A specific range is a positive signal even if the top of the range is lower than the candidate hoped. "€13.50 – €15/hr" tells them: this employer has thought about it, the number is real, and we know where we stand. That respect matters more than most hiring managers realise.

From June 2026 you'll have to disclose this in Ireland anyway under the EU Pay Transparency Directive. If you're reading this before that date, you have a window to look more trustworthy than competitors who haven't updated their ads yet.

What makes a good pay range

  • Specific numbers (€13.50, not "around €13")
  • Clear unit (hourly or annual, not ambiguous)
  • Realistic ceiling (don't put €25/hr at the top if nobody ever reaches it)
  • Currency symbol (obvious but often missing)

2. Where, specifically

"Dublin" is not a location. Dublin is a city of 550,000 people across 120 square kilometres. A barista in Swords has a completely different commute to one in Dún Laoghaire. Put the actual neighbourhood or a landmark.
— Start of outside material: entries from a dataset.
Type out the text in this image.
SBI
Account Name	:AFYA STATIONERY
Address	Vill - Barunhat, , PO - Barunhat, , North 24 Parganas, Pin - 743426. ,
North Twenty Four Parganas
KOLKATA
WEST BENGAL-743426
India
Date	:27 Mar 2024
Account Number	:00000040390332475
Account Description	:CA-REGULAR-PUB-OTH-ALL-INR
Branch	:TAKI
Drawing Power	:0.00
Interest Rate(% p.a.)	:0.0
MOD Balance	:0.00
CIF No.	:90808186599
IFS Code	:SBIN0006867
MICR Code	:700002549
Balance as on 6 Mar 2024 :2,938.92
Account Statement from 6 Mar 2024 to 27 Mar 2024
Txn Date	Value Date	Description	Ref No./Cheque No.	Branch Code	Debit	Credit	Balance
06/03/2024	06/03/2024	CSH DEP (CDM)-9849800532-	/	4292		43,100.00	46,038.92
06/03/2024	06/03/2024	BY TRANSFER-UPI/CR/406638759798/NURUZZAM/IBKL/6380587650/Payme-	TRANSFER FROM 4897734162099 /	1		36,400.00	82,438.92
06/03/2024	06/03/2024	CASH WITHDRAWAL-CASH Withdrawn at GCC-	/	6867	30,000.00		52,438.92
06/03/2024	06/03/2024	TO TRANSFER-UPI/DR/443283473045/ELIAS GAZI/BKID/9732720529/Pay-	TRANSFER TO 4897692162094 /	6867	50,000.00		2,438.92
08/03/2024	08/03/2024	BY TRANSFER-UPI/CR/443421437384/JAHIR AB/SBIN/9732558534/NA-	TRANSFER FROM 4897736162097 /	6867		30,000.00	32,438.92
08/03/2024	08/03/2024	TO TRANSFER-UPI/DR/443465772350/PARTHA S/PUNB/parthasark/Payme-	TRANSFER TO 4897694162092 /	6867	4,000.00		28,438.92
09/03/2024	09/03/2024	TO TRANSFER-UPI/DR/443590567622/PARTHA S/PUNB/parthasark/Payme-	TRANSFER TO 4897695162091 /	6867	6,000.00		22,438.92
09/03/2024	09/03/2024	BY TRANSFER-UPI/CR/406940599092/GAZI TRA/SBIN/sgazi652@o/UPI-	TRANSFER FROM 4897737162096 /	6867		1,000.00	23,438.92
"Grafton Street, Dublin 2" tells a candidate exactly where to picture themselves going. "Dublin 2" is okay. "Dublin" is uselessly vague. For commuters, the difference between a 15-minute and a 45-minute commute is life-changing, and they'll only find out after they apply if the ad doesn't say.
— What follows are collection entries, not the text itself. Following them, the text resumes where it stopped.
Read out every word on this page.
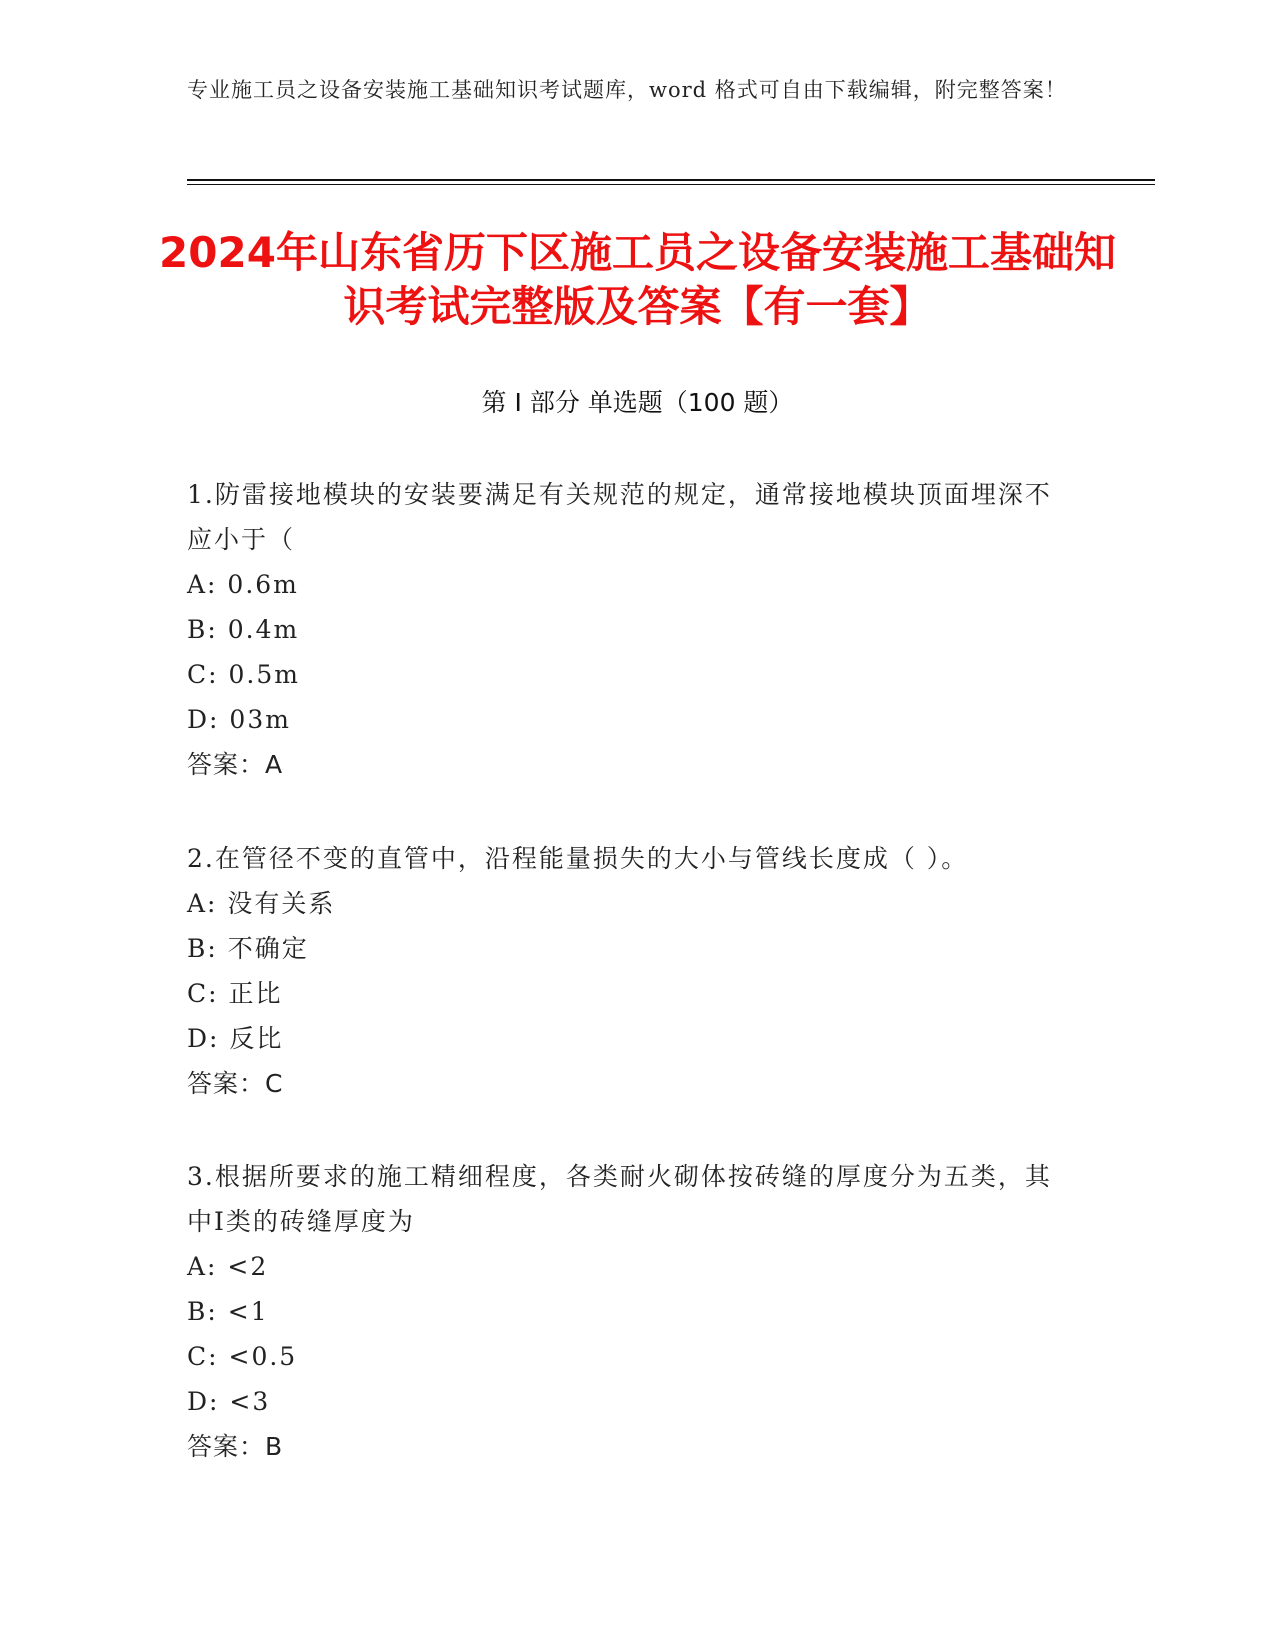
专业施工员之设备安装施工基础知识考试题库，word 格式可自由下载编辑，附完整答案！
2024年山东省历下区施工员之设备安装施工基础知识考试完整版及答案【有一套】
第 I 部分 单选题（100 题）
1.防雷接地模块的安装要满足有关规范的规定，通常接地模块顶面埋深不应小于（
A: 0.6m
B: 0.4m
C: 0.5m
D: 03m
答案：A
2.在管径不变的直管中，沿程能量损失的大小与管线长度成（ ）。
A: 没有关系
B: 不确定
C: 正比
D: 反比
答案：C
3.根据所要求的施工精细程度，各类耐火砌体按砖缝的厚度分为五类，其中Ⅰ类的砖缝厚度为
A: <2
B: <1
C: <0.5
D: <3
答案：B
The bonus: specific locations rank better in Google searches. "Barista jobs Grafton Street" gets searched. "Barista jobs Dublin" has a hundred results and your ad is buried.

3. When, specifically

"Part-time" can mean 12 hours a week or 35. "Flexible hours" can mean "you'll work whatever we assign you on Sunday evening" or "you pick your schedule". Be specific about:

  • Total hours per week
  • Whether those are fixed or rota'd
  • Days you'd typically be on
  • Whether it's mornings, evenings, or both

A candidate who already works mornings somewhere else will skip an ad that says "flexible" rather than waste time applying for something that might conflict. You lose the application, they lose time, nobody wins. Specific hours filter the pool down to the people who can actually do the job.

What comes after the first three

Assuming pay, location, and hours pass the scan, candidates look at — in rough order — the job description, the company name (do they trust it?), the perks, and any trust signals like reviews or verification badges. The job description matters but it's selling into an already-interested candidate, not convincing a cold one.
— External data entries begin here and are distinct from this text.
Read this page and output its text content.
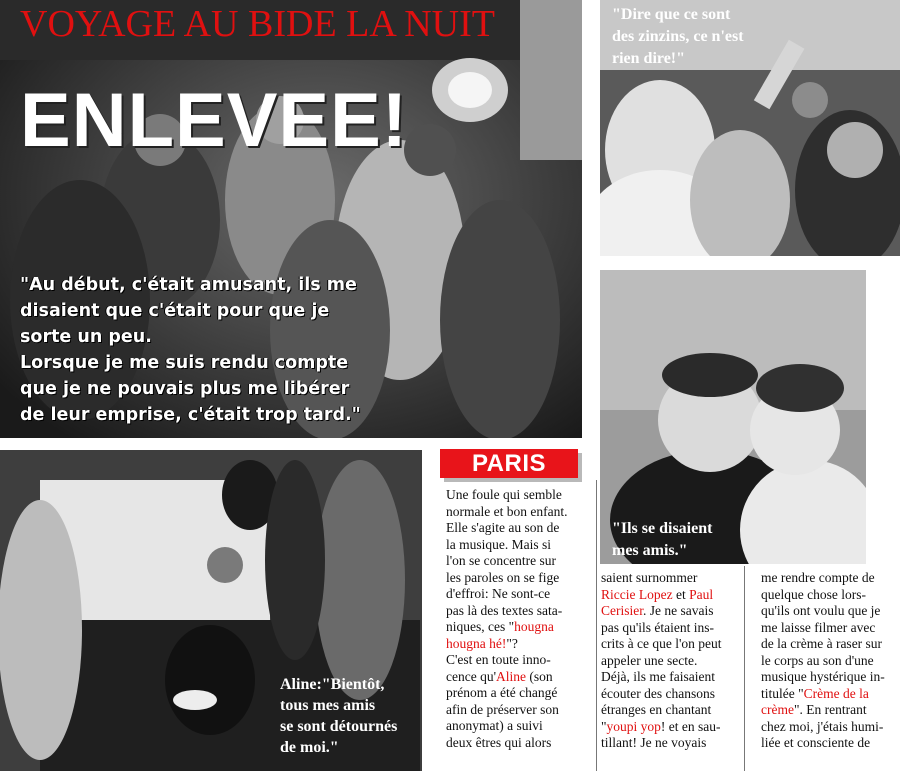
VOYAGE AU BIDE LA NUIT
ENLEVEE!
"Au début, c'était amusant, ils me
disaient que c'était pour que je
sorte un peu.
Lorsque je me suis rendu compte
que je ne pouvais plus me libérer
de leur emprise, c'était trop tard."
"Dire que ce sont
des zinzins, ce n'est
rien dire!"
"Ils se disaient
mes amis."
Aline:"Bientôt,
tous mes amis
se sont détournés
de moi."
PARIS
Une foule qui semble
normale et bon enfant.
Elle s'agite au son de
la musique. Mais si
l'on se concentre sur
les paroles on se fige
d'effroi: Ne sont-ce
pas là des textes sata-
niques, ces "hougna
hougna hé!"?
C'est en toute inno-
cence qu'Aline (son
prénom a été changé
afin de préserver son
anonymat) a suivi
deux êtres qui alors
saient surnommer
Riccie Lopez et Paul
Cerisier. Je ne savais
pas qu'ils étaient ins-
crits à ce que l'on peut
appeler une secte.
Déjà, ils me faisaient
écouter des chansons
étranges en chantant
"youpi yop! et en sau-
tillant! Je ne voyais
me rendre compte de
quelque chose lors-
qu'ils ont voulu que je
me laisse filmer avec
de la crème à raser sur
le corps au son d'une
musique hystérique in-
titulée "Crème de la
crème". En rentrant
chez moi, j'étais humi-
liée et consciente de
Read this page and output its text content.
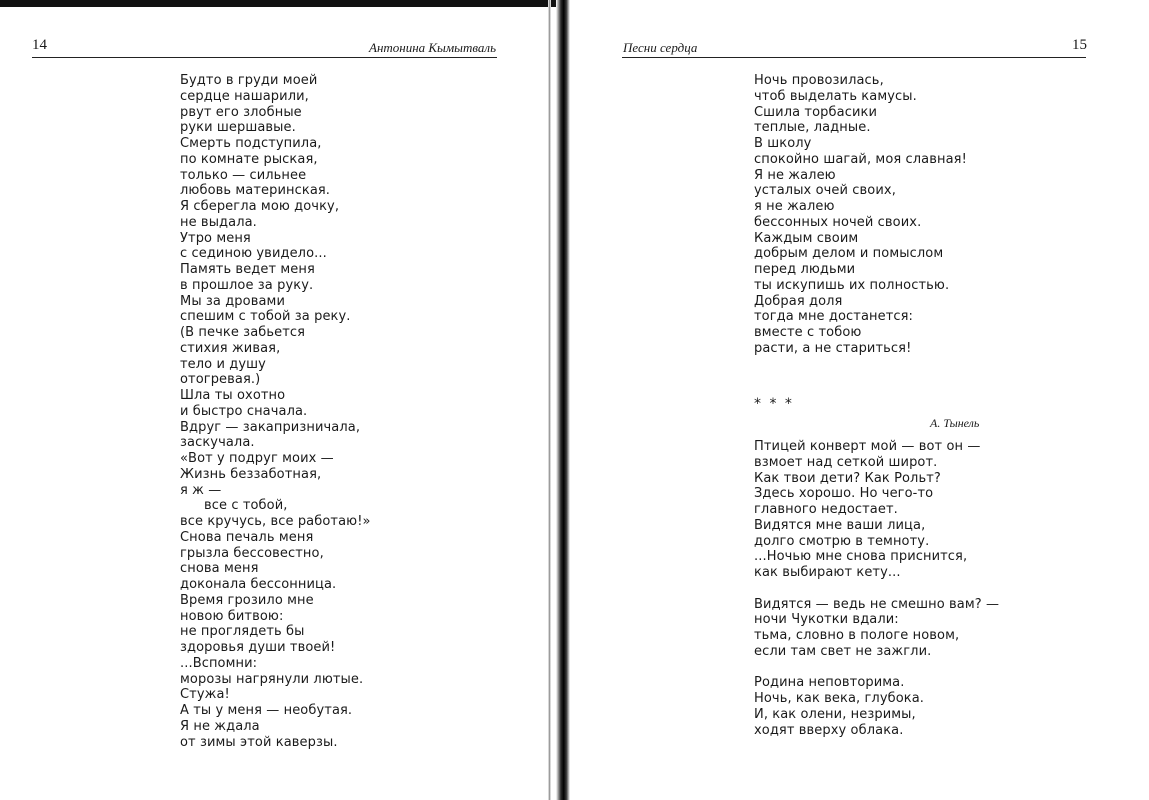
14	Антонина Кымытваль
Будто в груди моей
сердце нашарили,
рвут его злобные
руки шершавые.
Смерть подступила,
по комнате рыская,
только — сильнее
любовь материнская.
Я сберегла мою дочку,
не выдала.
Утро меня
с сединою увидело...
Память ведет меня
в прошлое за руку.
Мы за дровами
спешим с тобой за реку.
(В печке забьется
стихия живая,
тело и душу
отогревая.)
Шла ты охотно
и быстро сначала.
Вдруг — закапризничала,
заскучала.
«Вот у подруг моих —
Жизнь беззаботная,
я ж —
все с тобой,
все кручусь, все работаю!»
Снова печаль меня
грызла бессовестно,
снова меня
доконала бессонница.
Время грозило мне
новою битвою:
не проглядеть бы
здоровья души твоей!
...Вспомни:
морозы нагрянули лютые.
Стужа!
А ты у меня — необутая.
Я не ждала
от зимы этой каверзы.
Песни сердца	15
Ночь провозилась,
чтоб выделать камусы.
Сшила торбасики
теплые, ладные.
В школу
спокойно шагай, моя славная!
Я не жалею
усталых очей своих,
я не жалею
бессонных ночей своих.
Каждым своим
добрым делом и помыслом
перед людьми
ты искупишь их полностью.
Добрая доля
тогда мне достанется:
вместе с тобою
расти, а не стариться!
* * *
А. Тынель
Птицей конверт мой — вот он —
взмоет над сеткой широт.
Как твои дети? Как Рольт?
Здесь хорошо. Но чего-то
главного недостает.
Видятся мне ваши лица,
долго смотрю в темноту.
...Ночью мне снова приснится,
как выбирают кету...
Видятся — ведь не смешно вам? —
ночи Чукотки вдали:
тьма, словно в пологе новом,
если там свет не зажгли.
Родина неповторима.
Ночь, как века, глубока.
И, как олени, незримы,
ходят вверху облака.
This is why we designed DEALT the way we did. Every job card shows the pay in copper, the location, and the hours before anything else. The description is there but it's below the fold. Candidates make their first pass decision on the same three data points they'd make it on anywhere — we just make them impossible to miss.

The practical takeaway for employers

If you're writing a job ad today, check that these three things are visible without scrolling and without ambiguity:

  • Specific pay range
  • Specific location (neighbourhood level, not "Dublin")
  • Specific hours (total per week, days, approximate times)

Do that and your application rate will go up, your no-show rate will go down, and your time-to-hire will shrink. It doesn't require a redesign, a new ATS, or a recruiter. It just requires you to treat candidates the way you'd want to be treated if you were the one reading.